Mortality in adult congenital heart disease Verheugt, Carianne L.; Uiterwaal, Cuno S.P.M.; van der Velde, Enno T. ...
European heart journal,
05/2010, Volume:
31, Issue:
10
Journal Article
Peer reviewed
Open access
Aims Mortality in adults with congenital heart disease is known to be increased, yet its extent and the major mortality risks are unclear. Methods and results The Dutch CONCOR national registry for ...adult congenital heart disease was linked to the national mortality registry. Cox's regression was used to assess mortality predictors. Of 6933 patients, 197 (2.8%) died during a follow-up of 24 865 patient-years. Compared with the general national population, there was excess mortality, particularly in the young. Median age at death was 48.8 years.
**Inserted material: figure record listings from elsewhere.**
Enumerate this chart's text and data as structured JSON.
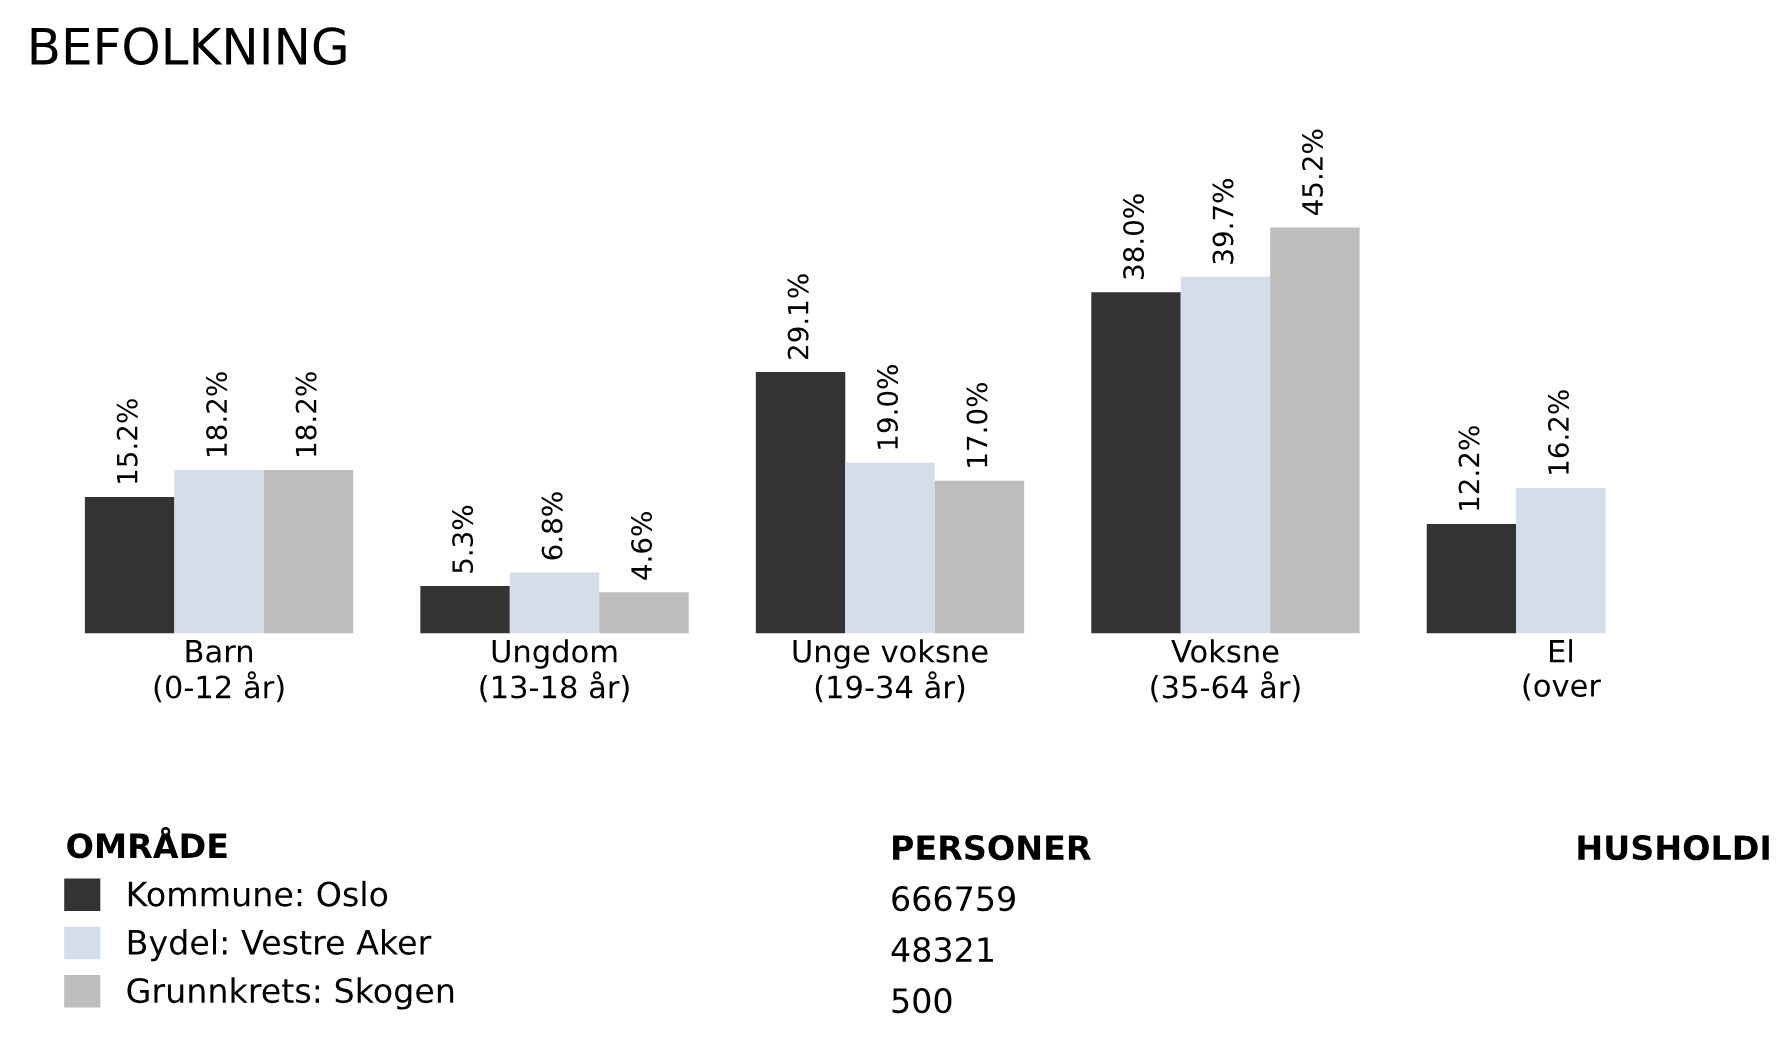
{
  "chart_data": {
    "type": "bar",
    "title": "BEFOLKNING",
    "categories": [
      "Barn\n(0-12 år)",
      "Ungdom\n(13-18 år)",
      "Unge voksne\n(19-34 år)",
      "Voksne\n(35-64 år)",
      "El\n(over"
    ],
    "series": [
      {
        "name": "Kommune: Oslo",
        "color": "#333333",
        "values": [
          15.2,
          5.3,
          29.1,
          38.0,
          12.2
        ],
        "value_labels": [
          "15.2%",
          "5.3%",
          "29.1%",
          "38.0%",
          "12.2%"
        ]
      },
      {
        "name": "Bydel: Vestre Aker",
        "color": "#d3deea",
        "values": [
          18.2,
          6.8,
          19.0,
          39.7,
          16.2
        ],
        "value_labels": [
          "18.2%",
          "6.8%",
          "19.0%",
          "39.7%",
          "16.2%"
        ]
      },
      {
        "name": "Grunnkrets: Skogen",
        "color": "#bdbdbb",
        "values": [
          18.2,
          4.6,
          17.0,
          45.2,
          null
        ],
        "value_labels": [
          "18.2%",
          "4.6%",
          "17.0%",
          "45.2%",
          null
        ]
      }
    ],
    "legend": "bottom",
    "legend_title": "OMRÅDE",
    "annotations": [
      "PERSONER",
      "666759",
      "48321",
      "500",
      "HUSHOLDI"
    ]
  }
}
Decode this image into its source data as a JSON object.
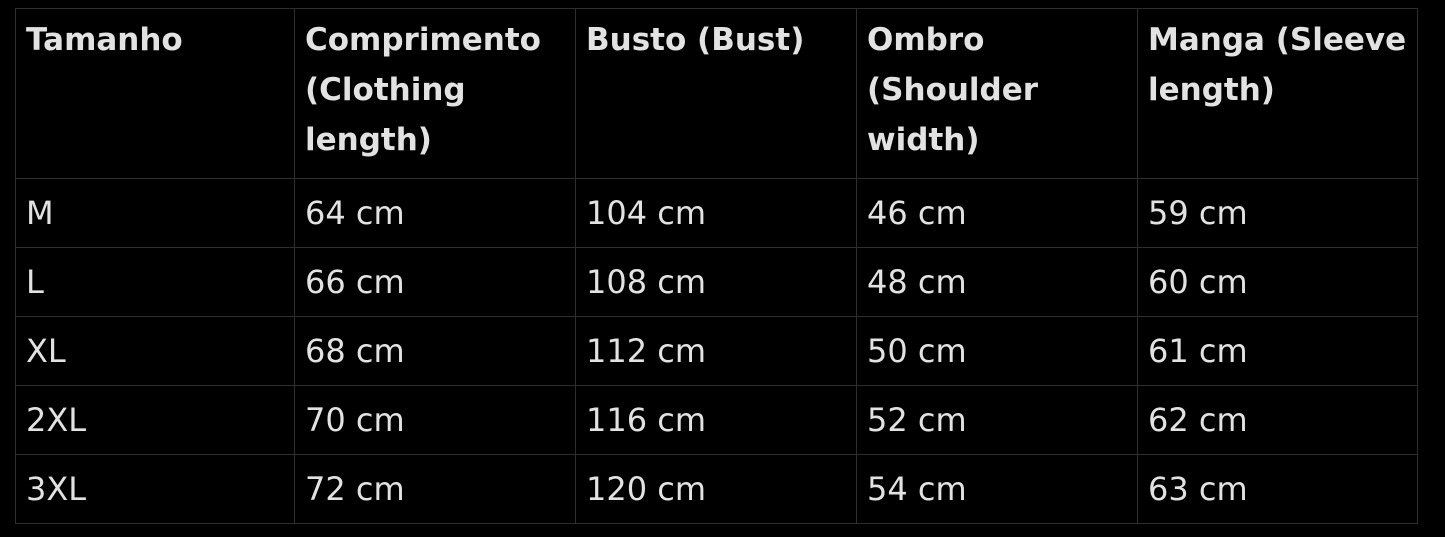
{
  "table": {
    "headers": [
      "Tamanho",
      "Comprimento (Clothing length)",
      "Busto (Bust)",
      "Ombro (Shoulder width)",
      "Manga (Sleeve length)"
    ],
    "rows": [
      [
        "M",
        "64 cm",
        "104 cm",
        "46 cm",
        "59 cm"
      ],
      [
        "L",
        "66 cm",
        "108 cm",
        "48 cm",
        "60 cm"
      ],
      [
        "XL",
        "68 cm",
        "112 cm",
        "50 cm",
        "61 cm"
      ],
      [
        "2XL",
        "70 cm",
        "116 cm",
        "52 cm",
        "62 cm"
      ],
      [
        "3XL",
        "72 cm",
        "120 cm",
        "54 cm",
        "63 cm"
      ]
    ]
  }
}
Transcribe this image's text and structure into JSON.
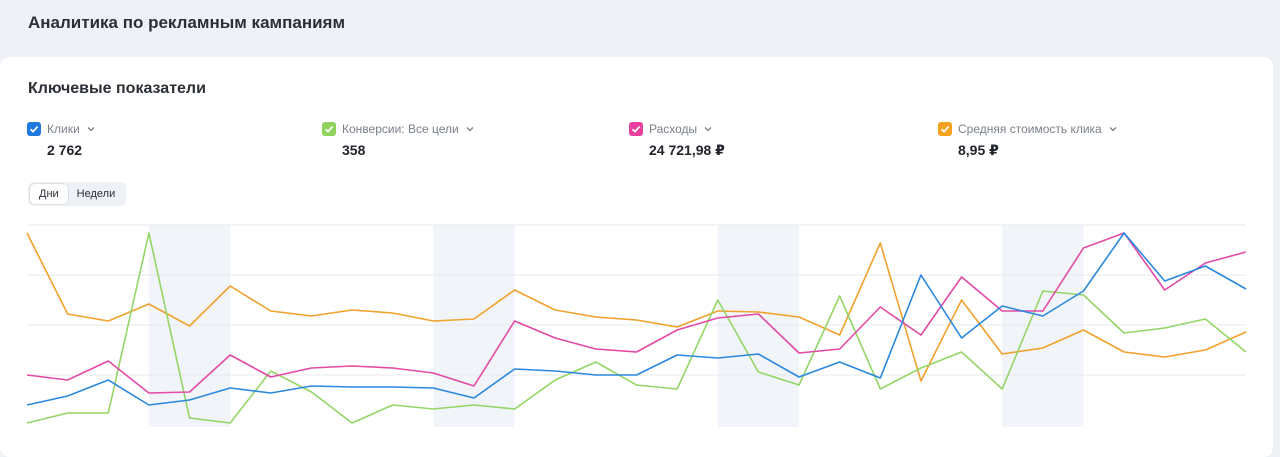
{
  "header": {
    "title": "Аналитика по рекламным кампаниям"
  },
  "card": {
    "title": "Ключевые показатели",
    "metrics": [
      {
        "label": "Клики",
        "value": "2 762",
        "color": "#1f7ae0"
      },
      {
        "label": "Конверсии: Все цели",
        "value": "358",
        "color": "#8fd35e"
      },
      {
        "label": "Расходы",
        "value": "24 721,98 ₽",
        "color": "#e8409f"
      },
      {
        "label": "Средняя стоимость клика",
        "value": "8,95 ₽",
        "color": "#f4a21f"
      }
    ],
    "toggle": [
      "Дни",
      "Недели"
    ]
  },
  "chart_data": {
    "type": "line",
    "categories": [
      null,
      null,
      null,
      null,
      null,
      null,
      null,
      null,
      null,
      null,
      null,
      null,
      null,
      null,
      null,
      null,
      null,
      null,
      null,
      null,
      null,
      null,
      null,
      null,
      null,
      null,
      null,
      null,
      null,
      null,
      null
    ],
    "ylim": [
      0,
      100
    ],
    "grid": true,
    "series": [
      {
        "name": "Средняя стоимость клика",
        "color": "#f2a12e",
        "values": [
          96,
          55.5,
          52,
          60.5,
          49.5,
          69.5,
          57,
          54.5,
          57.5,
          56,
          52,
          53,
          67.5,
          57.5,
          54,
          52.5,
          49,
          57,
          56.5,
          54,
          45,
          91,
          22,
          62.5,
          35.5,
          38.5,
          47.5,
          36.5,
          34,
          37.5,
          46.5
        ]
      },
      {
        "name": "Конверсии: Все цели",
        "color": "#93d667",
        "values": [
          1,
          6,
          6,
          96,
          3.5,
          1,
          27,
          16.5,
          1,
          10,
          8,
          10,
          8,
          22.5,
          31.5,
          20,
          18,
          62.5,
          26.5,
          20,
          64.5,
          18,
          28.5,
          36.5,
          18,
          67,
          65,
          46,
          48.5,
          53,
          36.5
        ]
      },
      {
        "name": "Расходы",
        "color": "#e34aa6",
        "values": [
          25,
          22.5,
          32,
          16,
          16.5,
          35,
          24,
          28.5,
          29.5,
          28.5,
          26,
          19.5,
          52,
          43.5,
          38,
          36.5,
          47.5,
          53.5,
          55.5,
          36,
          38,
          59,
          45,
          74,
          57,
          57,
          88.5,
          96,
          67.5,
          81,
          86.5
        ]
      },
      {
        "name": "Клики",
        "color": "#2b88df",
        "values": [
          10,
          14.5,
          22.5,
          10,
          12.5,
          18.5,
          16,
          19.5,
          19,
          19,
          18.5,
          13.5,
          28,
          27,
          25,
          25,
          35,
          33.5,
          35.5,
          24,
          31.5,
          23.5,
          75,
          43.5,
          59.5,
          54.5,
          67,
          96,
          72,
          79.5,
          68
        ]
      }
    ]
  }
}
Of all deaths, 77% had a cardiovascular origin; 45% were due to chronic heart failure (26%, age 51.0 years) or sudden death (19%, age 39.1 years). Age predicted mortality, as did gender, severity of defect, number of interventions, and number of complications hazard ratio (HR) range 1.1–5.9, P < 0.05. Several complications predicted all-cause mortality beyond the effects of age, gender, and congenital heart disease severity, i.e. endocarditis, supraventricular arrhythmias, ventricular arrhythmias, conduction disturbances, myocardial infarction, and pulmonary hypertension (HR range 1.4–3.1, P < 0.05). These risks were similar in patients above and below 40 years of age. Almost all complications predicted death due to heart failure (HR range 2.0–5.1, P < 0.05); conduction disturbances and pulmonary hypertension predicted sudden death (HR range 2.0–4.7, P < 0.05). Conclusion Mortality is increased in adults with congenital heart disease, particularly in the young. The vast majority die from cardiovascular causes. Mortality risk, particularly by heart failure, is increased by virtually all complications. Complications are equally hazardous in younger as in older patients.